O curta foi exibido no auditório do Centro Britânico no Brasil, em Pinheiros - bairro de São Paulo. Não houve tempo de eu conseguir algum outro estúdio para escutar o som, e isso me fez passar muita ansiedade. Ouvir o que se faz em outros lugares é sempre necessário, para que não ocorram surpresas.

Na estréia ocorreu tudo bem, com uma projeção em DVD. Alguns ruídos e alguns defeitos que não me agradavam na minha ilha de edição de som nem sequer deram as caras. Porém percebi que ainda tenho o mal da dinâmica de volumes - não pela falta, mas pelo excesso.

Em meu antigo emprego trabalhávamos mais com cinema, o que permite uma dinâmica de volumes maior. Creio também que pela minha formação eu procure essas camadas de intensidade, com o medo de criar uma imensa parede chapada de sons, mas ainda tenho que treinar a dinâmica para DVD.

Passei a automação de volume várias vezes, até que me lembrei do 'fator DVD'... decidi então ouvir tudo novamente com um volume de reprodução mais baixo, para aumentar a intensidade de algumas coisas e fechar mais essa perspectiva. Muitas coisas que eu fiz também invadiam a fronteira da mixagem, mas foi preciso - já que não haveria um processo posterior (mundo do baixo orçamento).

Não ficou do jeito que eu desejava. Mas acho que nunca fica.

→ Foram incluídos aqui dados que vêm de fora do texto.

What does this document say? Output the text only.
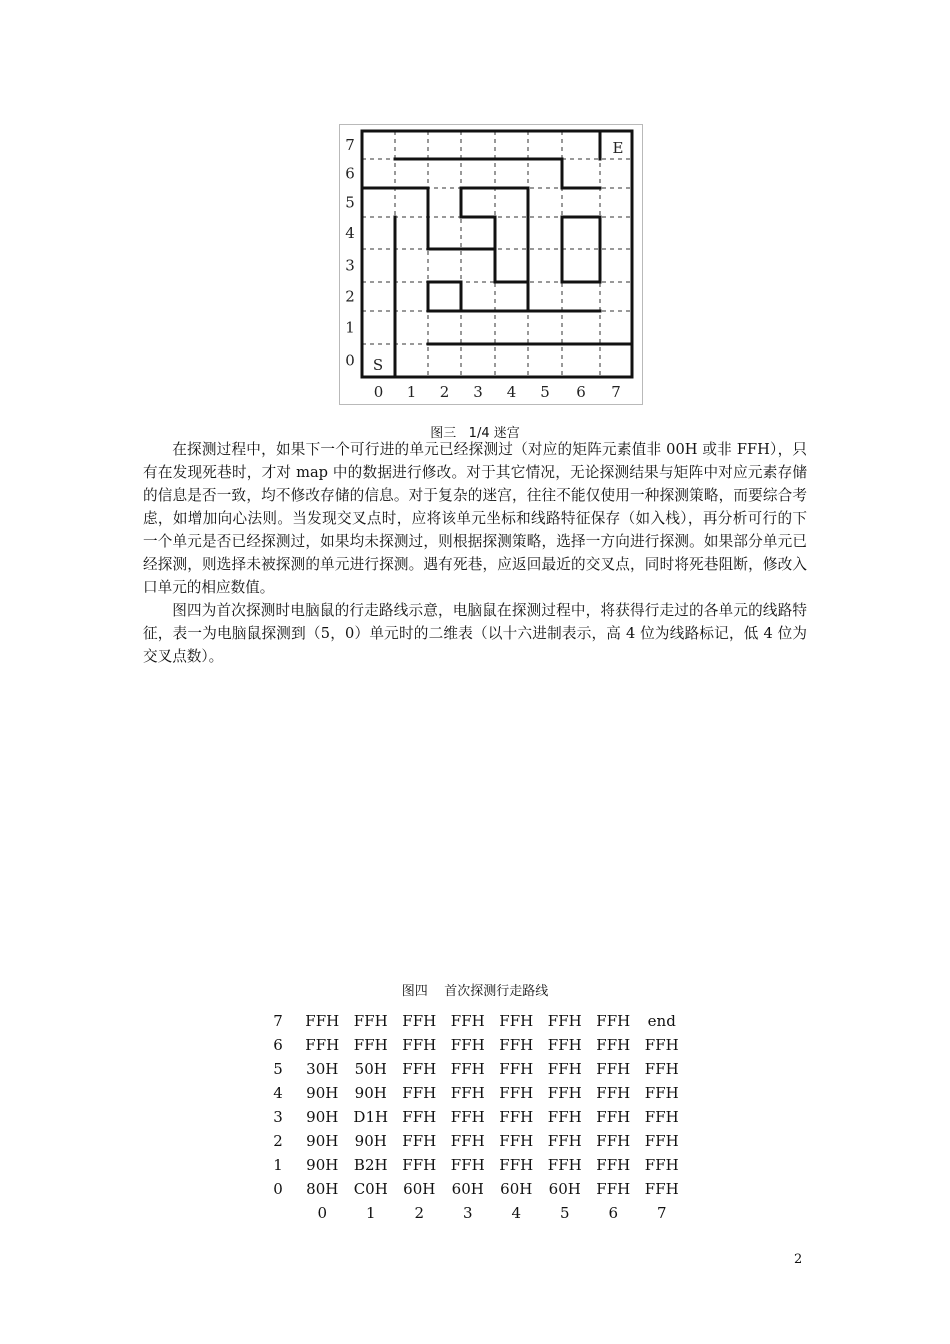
7
6
5
4
3
2
1
0
0 1 2 3 4 5 6 7
S
E
图三 1/4 迷宫

在探测过程中，如果下一个可行进的单元已经探测过（对应的矩阵元素值非 00H 或非 FFH），只有在发现死巷时，才对 map 中的数据进行修改。对于其它情况，无论探测结果与矩阵中对应元素存储的信息是否一致，均不修改存储的信息。对于复杂的迷宫，往往不能仅使用一种探测策略，而要综合考虑，如增加向心法则。当发现交叉点时，应将该单元坐标和线路特征保存（如入栈），再分析可行的下一个单元是否已经探测过，如果均未探测过，则根据探测策略，选择一方向进行探测。如果部分单元已经探测，则选择未被探测的单元进行探测。遇有死巷，应返回最近的交叉点，同时将死巷阻断，修改入口单元的相应数值。

图四为首次探测时电脑鼠的行走路线示意，电脑鼠在探测过程中，将获得行走过的各单元的线路特征，表一为电脑鼠探测到（5，0）单元时的二维表（以十六进制表示，高 4 位为线路标记，低 4 位为交叉点数）。

图四 首次探测行走路线
7	FFH	FFH	FFH	FFH	FFH	FFH	FFH	end
6	FFH	FFH	FFH	FFH	FFH	FFH	FFH	FFH
5	30H	50H	FFH	FFH	FFH	FFH	FFH	FFH
4	90H	90H	FFH	FFH	FFH	FFH	FFH	FFH
3	90H	D1H	FFH	FFH	FFH	FFH	FFH	FFH
2	90H	90H	FFH	FFH	FFH	FFH	FFH	FFH
1	90H	B2H	FFH	FFH	FFH	FFH	FFH	FFH
0	80H	C0H	60H	60H	60H	60H	FFH	FFH
	0	1	2	3	4	5	6	7
2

sexta-feira, 30 de abril de 2010

Controle do som no audiovisual

Quando o som no audiovisual sai do controle, tanto quanto na captação quanto na reprodução, podemos ter um técnico de som demitido. Um exemplo (quase) clássico de um erro foi um caso de dezembro de 2009, que o som do microfone de certo jornalista "vazou" e foi ao ar. Ou um exemplo simples, quando em uma captação de som para um filme um carro passa buzinando quando o ator fala uma frase.


Novamente trazendo a questão das características sonoras, os sons estão presentes e se difundem: um som não desejado pode atrapalhar outro que é desejado, não importa o direcionamento do microfone. Já na imagem, o enquadramento da câmera toma conta do recorte. Por isso o espaço acusticamente planejado de um estúdio e das mantas e tecidos  para captação de som direto.

A questão do controle no som direto e na pós-produção de som é importantíssima para o resultado final ficar bom, ou minimamente aceitável - visto que uma fala ininteligível (dentre muitas outras coisas relativas ao som) pode despertar o espectador, retirando-o do filme.

 O som deve ser captado o mais claro possível para chegar na pós e as ambiências e efeitos adicionados darem maior espacialização do lugar e terem sua intensidade controlada. É também na edição de som que os planos ganham sequência temporal, os cortes da montagem são ressaltados ou escondidos - tudo para dar impressão de uma unidade do filme ou vídeo, organizados em planos pela decupagem, gravados em uma sequência específica. E é também o controle da intensidade de volume, reverberação e outros efeitos que fazem a obra ter uma estrutura audiovisual - de acordo com a proposta estética da realização como um todo.

Esse controle não acontece no dia-a-dia. A linguagem audiovisual pede esse controle para que ocorra a imersão do espectador; e também não podemos 'mixar' o mundo.